Despite how horribly things between Jack and me had ended, I'm not laying the blame of our lacklustre sex life solely on him. For all I know, the problem could have been with me. Jack wasn't my first, if you can count an embarrassingly awkward and short coupling with my first boyfriend Blake in his sister's tree house, but Jack was the first person I'd ever been totally naked with.

That kiss with Ace on the patio had made me want to add another person to the short list of people I'd shared naked, sexy times with. I'm only slightly ashamed to admit, I'd have happily shoved aside the plate of eggs I'd hoarded for him and gotten down to business then and there on the patio table. My awareness of our audience had flown out the window at the first press of his lips against mine. Fortunately, Van had saved us the shame of a newly discovered exhibitionism kink.

The eggs had tasted like dust in my mouth as Ace and his friends began to bicker and give each other shit. I was grateful they'd chosen to ignore whose lips Ace had been attached to when they started their teasing. I wasn't ready for that level of immersion into their friend group. Their bickering might have spared me some embarrassment, but the way it immediately claimed his attention made it difficult to tell if Ace had been as blown away by our kiss as I was, or if his reaction was all just for show.

Shouldn't he have planned a major public display of affection like that? Had a discussion with me about it? Maybe worked out some light choreography? Inform me so I wasn't liable to punch him in the face, or even, as Maddy had once done when some handsy douche had grabbed her in a bar, the throat?

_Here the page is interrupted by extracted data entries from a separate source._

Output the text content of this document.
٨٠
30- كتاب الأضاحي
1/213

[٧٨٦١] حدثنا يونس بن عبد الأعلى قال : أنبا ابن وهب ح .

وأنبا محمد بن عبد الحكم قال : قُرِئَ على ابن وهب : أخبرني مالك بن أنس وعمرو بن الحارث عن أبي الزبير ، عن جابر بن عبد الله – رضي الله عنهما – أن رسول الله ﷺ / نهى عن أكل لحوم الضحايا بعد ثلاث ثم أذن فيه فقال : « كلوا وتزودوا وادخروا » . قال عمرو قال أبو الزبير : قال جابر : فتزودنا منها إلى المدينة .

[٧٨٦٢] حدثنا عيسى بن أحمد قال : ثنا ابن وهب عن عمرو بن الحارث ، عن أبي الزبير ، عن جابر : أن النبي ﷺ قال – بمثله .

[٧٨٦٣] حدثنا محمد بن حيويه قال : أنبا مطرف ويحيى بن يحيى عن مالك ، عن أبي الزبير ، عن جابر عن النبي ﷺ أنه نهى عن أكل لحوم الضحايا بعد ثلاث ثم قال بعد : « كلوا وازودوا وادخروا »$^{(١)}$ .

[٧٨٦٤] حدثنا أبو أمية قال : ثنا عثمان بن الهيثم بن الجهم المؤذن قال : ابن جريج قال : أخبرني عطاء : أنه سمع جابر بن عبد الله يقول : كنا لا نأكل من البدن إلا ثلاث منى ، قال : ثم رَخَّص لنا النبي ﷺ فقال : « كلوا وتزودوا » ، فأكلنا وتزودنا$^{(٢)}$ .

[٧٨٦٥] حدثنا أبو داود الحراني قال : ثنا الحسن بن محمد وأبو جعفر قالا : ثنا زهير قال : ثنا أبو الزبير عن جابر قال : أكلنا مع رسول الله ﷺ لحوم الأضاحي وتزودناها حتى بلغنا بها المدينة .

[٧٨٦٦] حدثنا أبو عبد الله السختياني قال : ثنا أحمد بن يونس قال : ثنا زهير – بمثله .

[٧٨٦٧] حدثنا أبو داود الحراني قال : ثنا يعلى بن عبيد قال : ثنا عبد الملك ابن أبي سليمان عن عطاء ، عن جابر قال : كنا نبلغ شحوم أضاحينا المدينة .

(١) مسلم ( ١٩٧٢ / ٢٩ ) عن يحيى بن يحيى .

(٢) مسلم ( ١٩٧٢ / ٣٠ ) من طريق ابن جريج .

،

I was one very confused girl, but I did well at concealing the strange mix of lust and shame that churned in my gut along with the eggs while Amelie talked us through the plans for our first official photos together at Polarstar's charity performance. Or should I say, our 'couple reveal' as Josh described it to us. Or more specifically, as I'd overheard him say to Ace.

I was halfway to the patio door by that stage. I was making my escape and fleeing upstairs. I'm not stupid. I waited long enough that I avoided any appearance of flight but make no mistake, that's what I was doing. Fleeing.

And where had I fled?

Deep into the walk-in closet.

My excuse?

Arranging my clothes in the very generous amount of space that Ace had cleared for me. As I worked, I saw a long conversation in our future about the amount of space his sneakers took up on the shoe rack. Contemplation of Ace's shoe collection didn't do much to focus my thoughts; I was still in as much of muddle about Ace's feelings and motive for 'the kiss' as I had been when I'd choked back my second breakfast.

I had no doubt that he wanted us to be photographed together at the charity show but that wasn't exactly enlightening information. He should want to be photographed with me, our entire stupid real-fake marriage plot centred around fooling people into thinking that our sudden marriage was the natural, if hasty and secretive, progression of a long term, happy relationship.